Etika Kosmik dan Tanggung Jawab Manusia
Nasr juga mengkritik antroposentrisme modern yang menempatkan manusia sebagai penguasa atas alam. Dalam pandangan tradisional, manusia adalah khalīfah (wakil Tuhan) atau pontifex—jembatan antara langit dan bumi. Posisi ini bukan lisensi untuk eksploitasi, melainkan panggilan untuk tanggung jawab kosmik.
Krisis ekologis modern, menurut Nasr (1968), adalah manifestasi krisis spiritual: hilangnya kesadaran akan kesucian alam. Alam bukanlah mesin tanpa makna, melainkan teofani. Karena itu, relasi manusia dengan alam harus bersifat sakramental dan penuh rasa hormat. Sains harus diarahkan bukan untuk dominasi, tetapi untuk memahami makna kosmos dan tempat manusia di dalamnya.

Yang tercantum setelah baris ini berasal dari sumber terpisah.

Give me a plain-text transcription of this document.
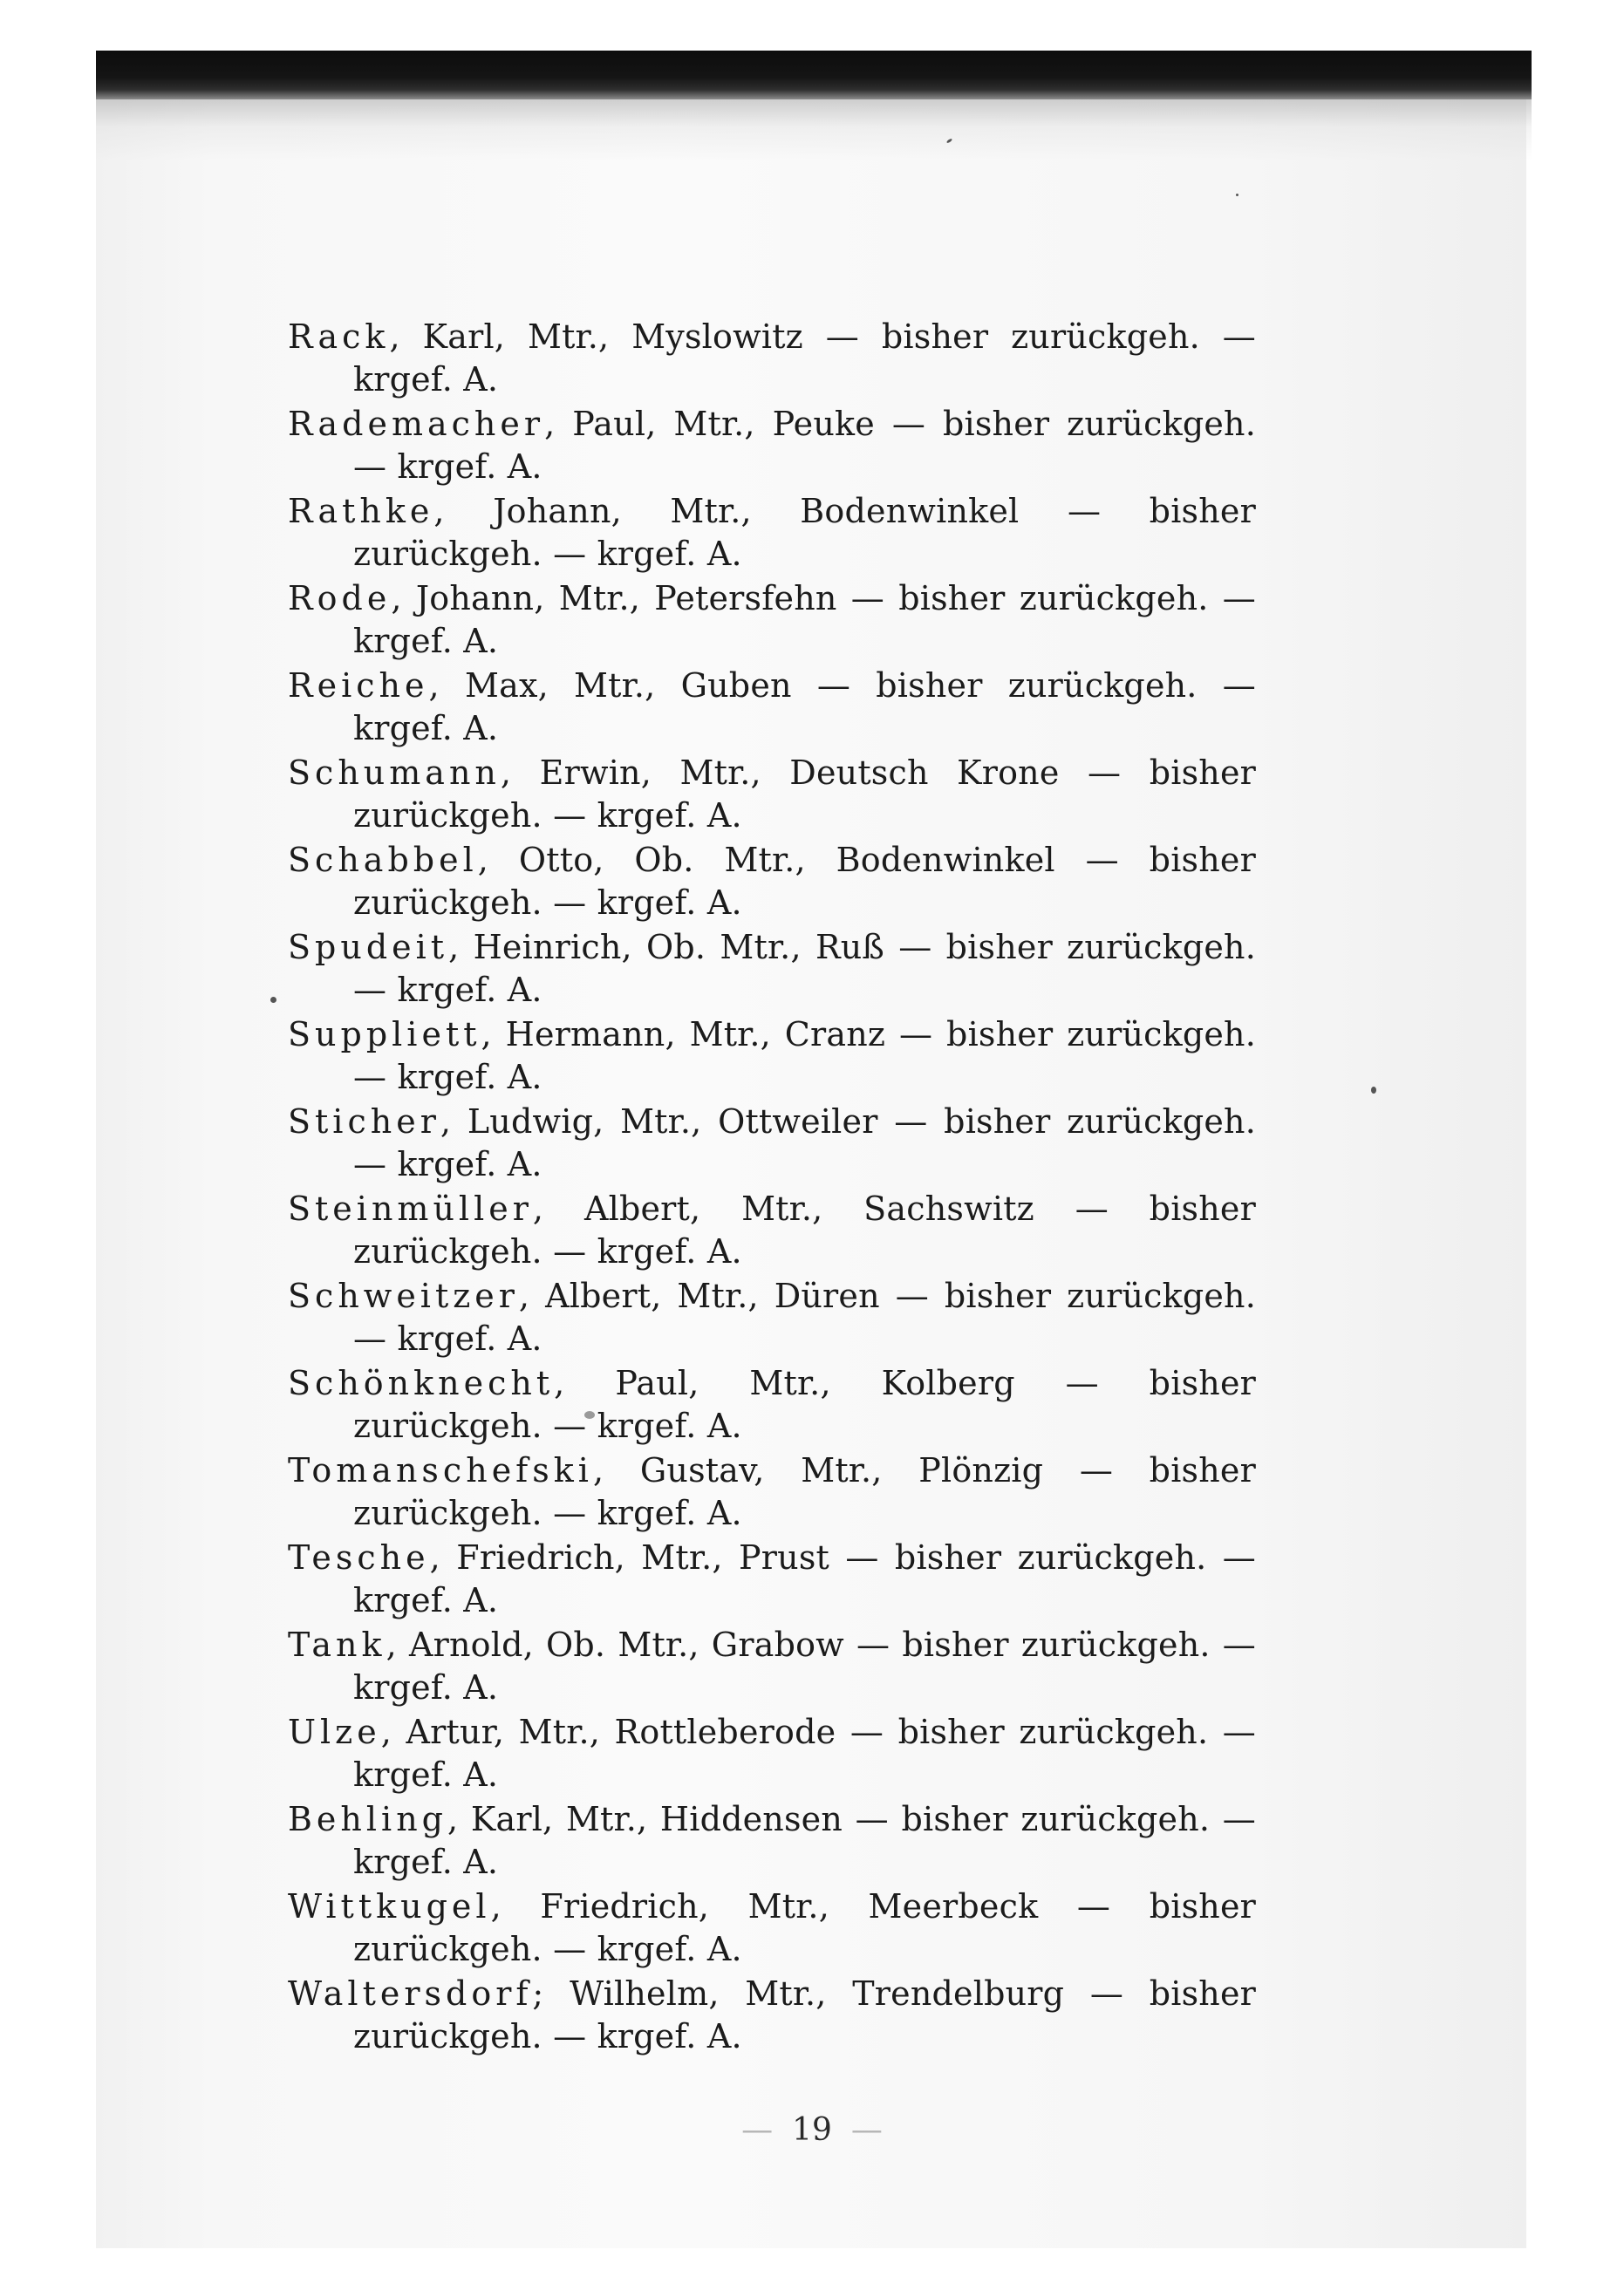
Rack, Karl, Mtr., Myslowitz — bisher zurückgeh. — krgef. A.

Rademacher, Paul, Mtr., Peuke — bisher zurückgeh. — krgef. A.

Rathke, Johann, Mtr., Bodenwinkel — bisher zurückgeh. — krgef. A.

Rode, Johann, Mtr., Petersfehn — bisher zurückgeh. — krgef. A.

Reiche, Max, Mtr., Guben — bisher zurückgeh. — krgef. A.

Schumann, Erwin, Mtr., Deutsch Krone — bisher zurückgeh. — krgef. A.

Schabbel, Otto, Ob. Mtr., Bodenwinkel — bisher zurückgeh. — krgef. A.

Spudeit, Heinrich, Ob. Mtr., Ruß — bisher zurückgeh. — krgef. A.

Suppliett, Hermann, Mtr., Cranz — bisher zurückgeh. — krgef. A.

Sticher, Ludwig, Mtr., Ottweiler — bisher zurückgeh. — krgef. A.

Steinmüller, Albert, Mtr., Sachswitz — bisher zurückgeh. — krgef. A.

Schweitzer, Albert, Mtr., Düren — bisher zurückgeh. — krgef. A.

Schönknecht, Paul, Mtr., Kolberg — bisher zurückgeh. — krgef. A.

Tomanschefski, Gustav, Mtr., Plönzig — bisher zurückgeh. — krgef. A.

Tesche, Friedrich, Mtr., Prust — bisher zurückgeh. — krgef. A.

Tank, Arnold, Ob. Mtr., Grabow — bisher zurückgeh. — krgef. A.

Ulze, Artur, Mtr., Rottleberode — bisher zurückgeh. — krgef. A.

Behling, Karl, Mtr., Hiddensen — bisher zurückgeh. — krgef. A.

Wittkugel, Friedrich, Mtr., Meerbeck — bisher zurückgeh. — krgef. A.

Waltersdorf; Wilhelm, Mtr., Trendelburg — bisher zurückgeh. — krgef. A.

— 19 —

Pluralisme Tradisi dan Perennialisme
Sebagai tokoh utama filsafat perennialism, Nasr berpendapat bahwa di balik keragaman tradisi spiritual dunia terdapat sophia perennis—kebijaksanaan abadi yang menjadi inti semua agama autentik (Nasr, 1989, p. 4). Ia menolak sinkretisme, tetapi menegaskan bahwa semua tradisi autentik mengarah pada Kebenaran yang sama melalui jalan berbeda. Dalam konteks epistemologis, ini berarti sains modern hanyalah salah satu cara memahami realitas; tradisi kosmologis dan ilmiah lain—misalnya ilmu kedokteran tradisional atau pengetahuan indigenous—memiliki nilai epistemik dan aksiologis tersendiri.
Bersambung...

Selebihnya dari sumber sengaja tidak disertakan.